Type 2 diabetes is a condition in which the body does not correctly respond to insulin, a hormone that regulates the amount of glucose, or sugar, in the blood. As a result, people with the condition have high blood sugar levels. While obesity is a risk factor for diabetes, people may develop the disease for a variety of reasons. Genomic studies scanning complete sets of DNA have revealed many genetic mutations implicated in diabetes. But the precise role of these mutated genes, including three chosen for this study – CDKAL1, KCNQ1 and KCNJ11I– has been largely unknown.

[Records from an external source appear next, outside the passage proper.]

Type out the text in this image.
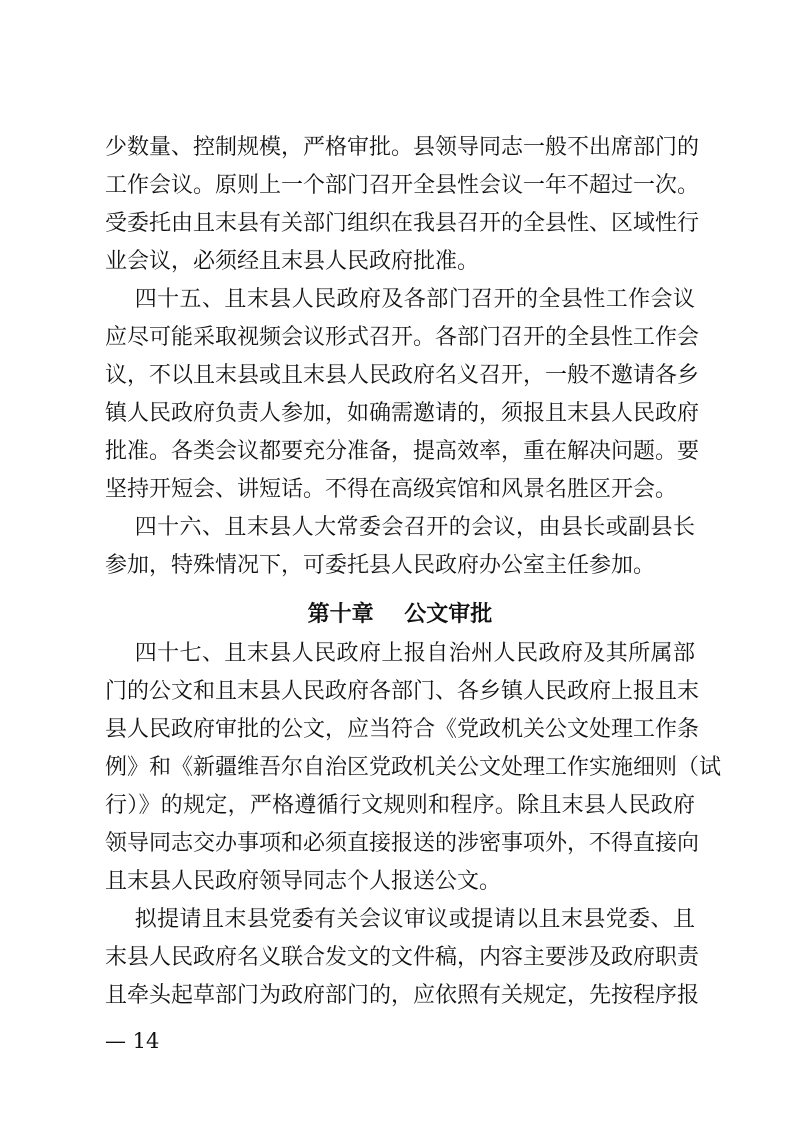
少数量、控制规模，严格审批。县领导同志一般不出席部门的
工作会议。原则上一个部门召开全县性会议一年不超过一次。
受委托由且末县有关部门组织在我县召开的全县性、区域性行
业会议，必须经且末县人民政府批准。
四十五、且末县人民政府及各部门召开的全县性工作会议
应尽可能采取视频会议形式召开。各部门召开的全县性工作会
议，不以且末县或且末县人民政府名义召开，一般不邀请各乡
镇人民政府负责人参加，如确需邀请的，须报且末县人民政府
批准。各类会议都要充分准备，提高效率，重在解决问题。要
坚持开短会、讲短话。不得在高级宾馆和风景名胜区开会。
四十六、且末县人大常委会召开的会议，由县长或副县长
参加，特殊情况下，可委托县人民政府办公室主任参加。
第十章    公文审批
四十七、且末县人民政府上报自治州人民政府及其所属部
门的公文和且末县人民政府各部门、各乡镇人民政府上报且末
县人民政府审批的公文，应当符合《党政机关公文处理工作条
例》和《新疆维吾尔自治区党政机关公文处理工作实施细则（试
行）》的规定，严格遵循行文规则和程序。除且末县人民政府
领导同志交办事项和必须直接报送的涉密事项外，不得直接向
且末县人民政府领导同志个人报送公文。
拟提请且末县党委有关会议审议或提请以且末县党委、且
末县人民政府名义联合发文的文件稿，内容主要涉及政府职责
且牵头起草部门为政府部门的，应依照有关规定，先按程序报
— 14
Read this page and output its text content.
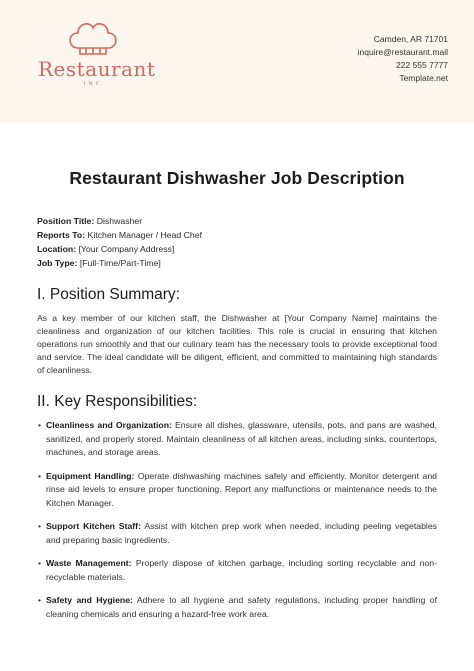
Restaurant
INC
Camden, AR 71701
inquire@restaurant.mail
222 555 7777
Template.net
Restaurant Dishwasher Job Description
Position Title: Dishwasher
Reports To: Kitchen Manager / Head Chef
Location: [Your Company Address]
Job Type: [Full-Time/Part-Time]
I. Position Summary:

As a key member of our kitchen staff, the Dishwasher at [Your Company Name] maintains the cleanliness and organization of our kitchen facilities. This role is crucial in ensuring that kitchen operations run smoothly and that our culinary team has the necessary tools to provide exceptional food and service. The ideal candidate will be diligent, efficient, and committed to maintaining high standards of cleanliness.

II. Key Responsibilities:
• Cleanliness and Organization: Ensure all dishes, glassware, utensils, pots, and pans are washed, sanitized, and properly stored. Maintain cleanliness of all kitchen areas, including sinks, countertops, machines, and storage areas.
• Equipment Handling: Operate dishwashing machines safely and efficiently. Monitor detergent and rinse aid levels to ensure proper functioning. Report any malfunctions or maintenance needs to the Kitchen Manager.
• Support Kitchen Staff: Assist with kitchen prep work when needed, including peeling vegetables and preparing basic ingredients.
• Waste Management: Properly dispose of kitchen garbage, including sorting recyclable and non-recyclable materials.
• Safety and Hygiene: Adhere to all hygiene and safety regulations, including proper handling of cleaning chemicals and ensuring a hazard-free work area.
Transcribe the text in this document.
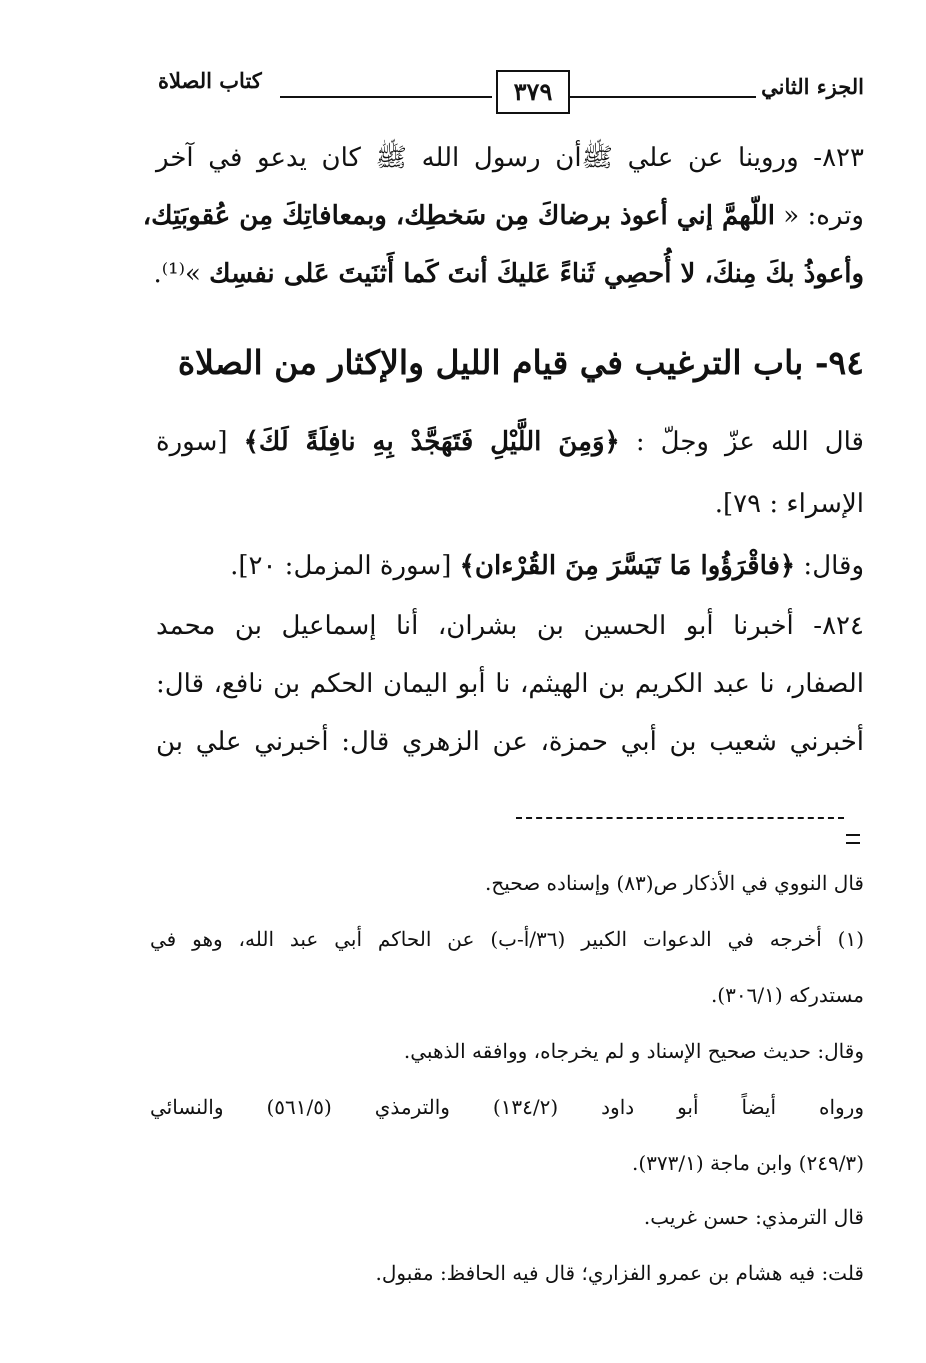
كتاب الصلاة	٣٧٩	الجزء الثاني
٨٢٣- وروينا عن علي ﷺأن رسول الله ﷺ كان يدعو في آخر
وتره: « اللّهمَّ إني أعوذ برضاكَ مِن سَخطِك، وبمعافاتِكَ مِن عُقوبَتِك،
وأعوذُ بكَ مِنكَ، لا أُحصِي ثَناءً عَليكَ أنتَ كَما أَثنَيتَ عَلى نفسِك »⁽¹⁾.
٩٤- باب الترغيب في قيام الليل والإكثار من الصلاة
قال الله عزّ وجلّ : ﴿وَمِنَ اللَّيْلِ فَتَهَجَّدْ بِهِ نافِلَةً لَكَ﴾ [سورة
الإسراء : ٧٩].
وقال: ﴿فاقْرَؤُوا مَا تَيَسَّرَ مِنَ القُرْءان﴾ [سورة المزمل: ٢٠].
٨٢٤- أخبرنا أبو الحسين بن بشران، أنا إسماعيل بن محمد
الصفار، نا عبد الكريم بن الهيثم، نا أبو اليمان الحكم بن نافع، قال:
أخبرني شعيب بن أبي حمزة، عن الزهري قال: أخبرني علي بن
قال النووي في الأذكار ص(٨٣) وإسناده صحيح.
(١) أخرجه في الدعوات الكبير (٣٦/أ-ب) عن الحاكم أبي عبد الله، وهو في
مستدركه (٣٠٦/١).
وقال: حديث صحيح الإسناد و لم يخرجاه، ووافقه الذهبي.
ورواه أيضاً أبو داود (١٣٤/٢) والترمذي (٥٦١/٥) والنسائي
(٢٤٩/٣) وابن ماجة (٣٧٣/١).
قال الترمذي: حسن غريب.
قلت: فيه هشام بن عمرو الفزاري؛ قال فيه الحافظ: مقبول.
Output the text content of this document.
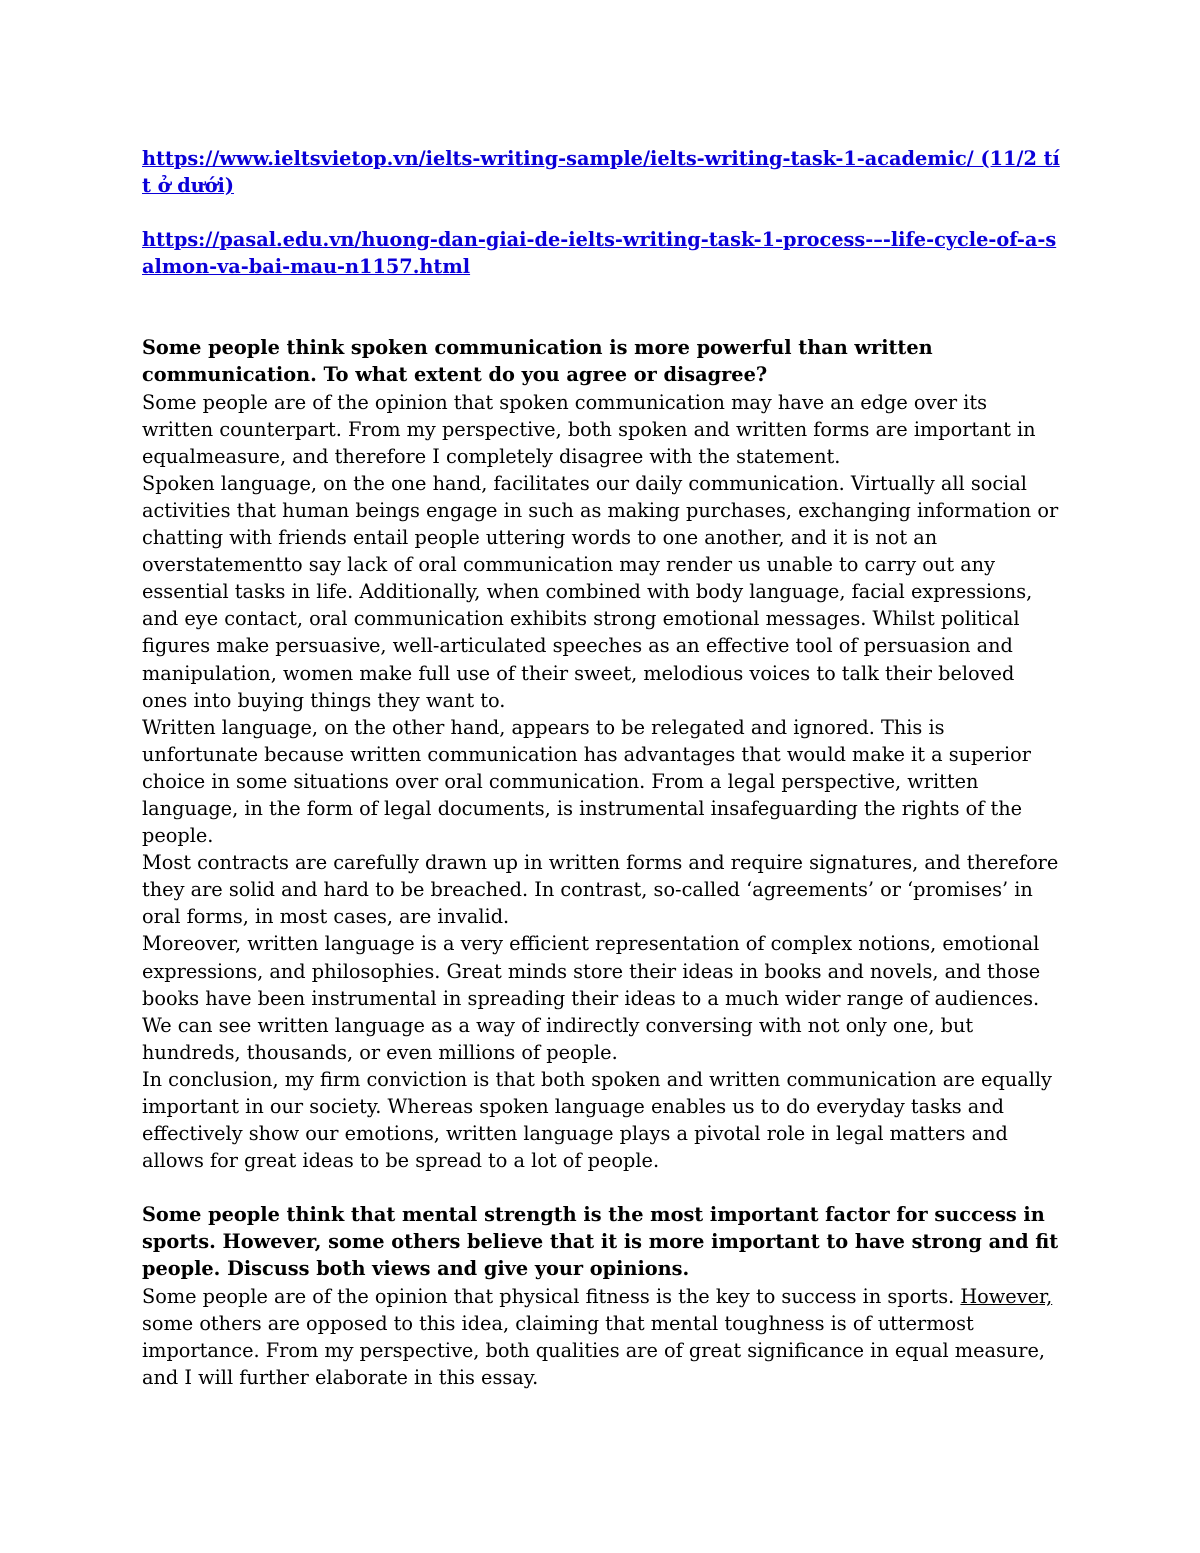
https://www.ieltsvietop.vn/ielts-writing-sample/ielts-writing-task-1-academic/ (11/2 tít ở dưới)
https://pasal.edu.vn/huong-dan-giai-de-ielts-writing-task-1-process-–-life-cycle-of-a-salmon-va-bai-mau-n1157.html

Some people think spoken communication is more powerful than written communication. To what extent do you agree or disagree?

Some people are of the opinion that spoken communication may have an edge over its written counterpart. From my perspective, both spoken and written forms are important in equalmeasure, and therefore I completely disagree with the statement.

Spoken language, on the one hand, facilitates our daily communication. Virtually all social activities that human beings engage in such as making purchases, exchanging information or chatting with friends entail people uttering words to one another, and it is not an overstatementto say lack of oral communication may render us unable to carry out any essential tasks in life. Additionally, when combined with body language, facial expressions, and eye contact, oral communication exhibits strong emotional messages. Whilst political figures make persuasive, well-articulated speeches as an effective tool of persuasion and manipulation, women make full use of their sweet, melodious voices to talk their beloved ones into buying things they want to.

Written language, on the other hand, appears to be relegated and ignored. This is unfortunate because written communication has advantages that would make it a superior choice in some situations over oral communication. From a legal perspective, written language, in the form of legal documents, is instrumental insafeguarding the rights of the people.

Most contracts are carefully drawn up in written forms and require signatures, and therefore they are solid and hard to be breached. In contrast, so-called ‘agreements’ or ‘promises’ in oral forms, in most cases, are invalid.

Moreover, written language is a very efficient representation of complex notions, emotional expressions, and philosophies. Great minds store their ideas in books and novels, and those books have been instrumental in spreading their ideas to a much wider range of audiences. We can see written language as a way of indirectly conversing with not only one, but hundreds, thousands, or even millions of people.

In conclusion, my firm conviction is that both spoken and written communication are equally important in our society. Whereas spoken language enables us to do everyday tasks and effectively show our emotions, written language plays a pivotal role in legal matters and allows for great ideas to be spread to a lot of people.

Some people think that mental strength is the most important factor for success in sports. However, some others believe that it is more important to have strong and fit people. Discuss both views and give your opinions.

Some people are of the opinion that physical fitness is the key to success in sports. However, some others are opposed to this idea, claiming that mental toughness is of uttermost importance. From my perspective, both qualities are of great significance in equal measure, and I will further elaborate in this essay.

To determine the functional role of these genetic mutations, Chen and colleagues including Todd Evans, the Peter I. Pressman, M.D. Professor in Surgery at Weill Cornell Medicine, and Johannes Graumann, assistant professor of biochemistry at Weill Cornell Medicine-Qatar, used human embryonic stem cells that were directed to function like pancreatic cells. The cells, called beta-like cells, produce, store and release insulin.
The investigators found that mutations in CDKAL1, KCNQ1 and KCNJ11I hinder the function of beta cells, resulting in decreased insulin release and problems with the regulation of blood-sugar levels. They found the same to be true when the cells were studied in a Petri dish or when used in mouse studies.CDKAL1 mutations also caused the beta cells to be highly sensitive to high blood sugar and high fat levels, both of which are a common cause of beta cell death in diabetic patients.
The investigators then screened 2,000 drugs and found “one compound in phase II clinical trials that corrects the CDKAL1-related beta cell defect,” Chen said. Chen and study co-authors Hui Zeng and Min Guo have filed for a patent on the application of this compound for the treatment of CDKAL-related beta cell defects. Based on these study results, scientists may be able to “develop gene variant-specific therapy for different categories of diabetic patients,” she said.
Heather Lindsay is a freelance writer for Weill Cornell Medicine.